Anyone using Dedup?

firepowr · Jan 5, 2013

I've read about the concern about enabling the dedup option. It seems many are against using it. But from reading the wiki most of the concern is based on having limited RAM.

I'm very interested in using Dedupe on my freenas server. My server currently has 16GB of ram with 2TB of storage. With that amount of RAM it should be more than enough to hold the dedupe tables and it should avoid any of concerns that were mentioned.

Anyone here in the forums use the dedup function?

Another quick question, if you do use dedup have you tried periodic snapshots and replication on that volume?

ProtoSD · Jan 5, 2013

Have you seen this link from one of the developers?

http://forums.freenas.org/showthrea...uture-of-FreeNAS&p=31805&viewfull=1#post31805

I'm curious to hear if other people have tried it also, possibly only on a dataset level. I'd definitely would be cautious about playing with it without having a backup.

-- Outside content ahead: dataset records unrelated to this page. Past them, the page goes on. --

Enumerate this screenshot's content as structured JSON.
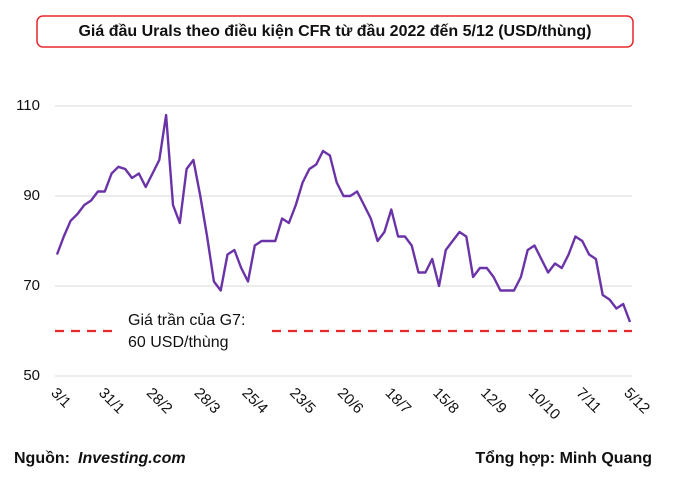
{
  "chart_data": {
    "type": "line",
    "title": "Giá đầu Urals theo điều kiện CFR từ đầu 2022 đến 5/12 (USD/thùng)",
    "categories": [
      "3/1",
      null,
      null,
      null,
      null,
      null,
      null,
      "31/1",
      null,
      null,
      null,
      null,
      null,
      null,
      "28/2",
      null,
      null,
      null,
      null,
      null,
      null,
      "28/3",
      null,
      null,
      null,
      null,
      null,
      null,
      "25/4",
      null,
      null,
      null,
      null,
      null,
      null,
      "23/5",
      null,
      null,
      null,
      null,
      null,
      null,
      "20/6",
      null,
      null,
      null,
      null,
      null,
      null,
      "18/7",
      null,
      null,
      null,
      null,
      null,
      null,
      "15/8",
      null,
      null,
      null,
      null,
      null,
      null,
      "12/9",
      null,
      null,
      null,
      null,
      null,
      null,
      "10/10",
      null,
      null,
      null,
      null,
      null,
      null,
      "7/11",
      null,
      null,
      null,
      null,
      null,
      null,
      "5/12"
    ],
    "series": [
      {
        "name": "Urals",
        "color": "#6a34a8",
        "values": [
          77,
          81,
          84.5,
          86,
          88,
          89,
          91,
          91,
          95,
          96.5,
          96,
          94,
          95,
          92,
          95,
          98,
          108,
          88,
          84,
          96,
          98,
          90,
          81,
          71,
          69,
          77,
          78,
          74,
          71,
          79,
          80,
          80,
          80,
          85,
          84,
          88,
          93,
          96,
          97,
          100,
          99,
          93,
          90,
          90,
          91,
          88,
          85,
          80,
          82,
          87,
          81,
          81,
          79,
          73,
          73,
          76,
          70,
          78,
          80,
          82,
          81,
          72,
          74,
          74,
          72,
          69,
          69,
          69,
          72,
          78,
          79,
          76,
          73,
          75,
          74,
          77,
          81,
          80,
          77,
          76,
          68,
          67,
          65,
          66,
          62
        ]
      }
    ],
    "ylim": [
      50,
      110
    ],
    "yticks": [
      50,
      70,
      90,
      110
    ],
    "grid": true,
    "reference_line": {
      "value": 60,
      "color": "#e8282b",
      "label": [
        "Giá trần của G7:",
        "60 USD/thùng"
      ]
    },
    "source_label": "Nguồn:",
    "source": "Investing.com",
    "credit": "Tổng hợp: Minh Quang"
  }
}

I found this post interesting:

https://blogs.oracle.com/bonwick/entry/zfs_dedup

firepowr · Jan 5, 2013

Thanks for the links.

protosd said:
Have you seen this link from one of the developers?

http://forums.freenas.org/showthrea...uture-of-FreeNAS&p=31805&viewfull=1#post31805

I'm curious to hear if other people have tried it also, possibly only on a dataset level. I'd definitely would be cautious about playing with it without having a backup.

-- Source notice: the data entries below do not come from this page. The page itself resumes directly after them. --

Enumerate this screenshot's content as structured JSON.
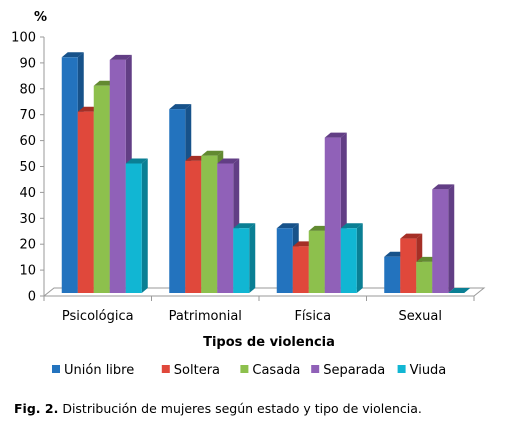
{
  "chart_data": {
    "type": "bar",
    "ylabel": "%",
    "xlabel": "Tipos de violencia",
    "categories": [
      "Psicológica",
      "Patrimonial",
      "Física",
      "Sexual"
    ],
    "series": [
      {
        "name": "Unión libre",
        "values": [
          91,
          71,
          25,
          14
        ]
      },
      {
        "name": "Soltera",
        "values": [
          70,
          51,
          18,
          21
        ]
      },
      {
        "name": "Casada",
        "values": [
          80,
          53,
          24,
          12
        ]
      },
      {
        "name": "Separada",
        "values": [
          90,
          50,
          60,
          40
        ]
      },
      {
        "name": "Viuda",
        "values": [
          50,
          25,
          25,
          0
        ]
      }
    ],
    "ylim": [
      0,
      100
    ],
    "yticks": [
      0,
      10,
      20,
      30,
      40,
      50,
      60,
      70,
      80,
      90,
      100
    ],
    "legend": "bottom",
    "grid": false,
    "colors": {
      "Unión libre": [
        "#2373BE",
        "#17528A"
      ],
      "Soltera": [
        "#E0483B",
        "#A52F26"
      ],
      "Casada": [
        "#8DC04D",
        "#628A31"
      ],
      "Separada": [
        "#9061B8",
        "#623E85"
      ],
      "Viuda": [
        "#11B6D3",
        "#0A7F94"
      ]
    }
  },
  "caption": {
    "label": "Fig. 2.",
    "text": "Distribución de mujeres según estado y tipo de violencia."
  }
}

I found this post interesting:

https://blogs.oracle.com/bonwick/entry/zfs_dedup

cyberjock · Jan 6, 2013

I'd love to hear too. I'd bet there are an extremely few number of people using it considering how cheap hard drive space is versus the potential consequences if you don't have enough RAM.

I'd think for home users we wouldn't do it because we want maximum storage space without spending $2k+ on RAM alone.

For business users I'd imagine they would have a backup location that may not support dedup so any "savings" in disk space is lost on the backup. If they backup location is an identical FreeNAS(or other system that supports ZFS with dedup) they can probably afford to buy the total amount of disk space they want anyway. So why bother with dedup with the potential devastating consequences if things go bad.

Quite honestly, its a feature I expect will be used in very very very few locations on the planet.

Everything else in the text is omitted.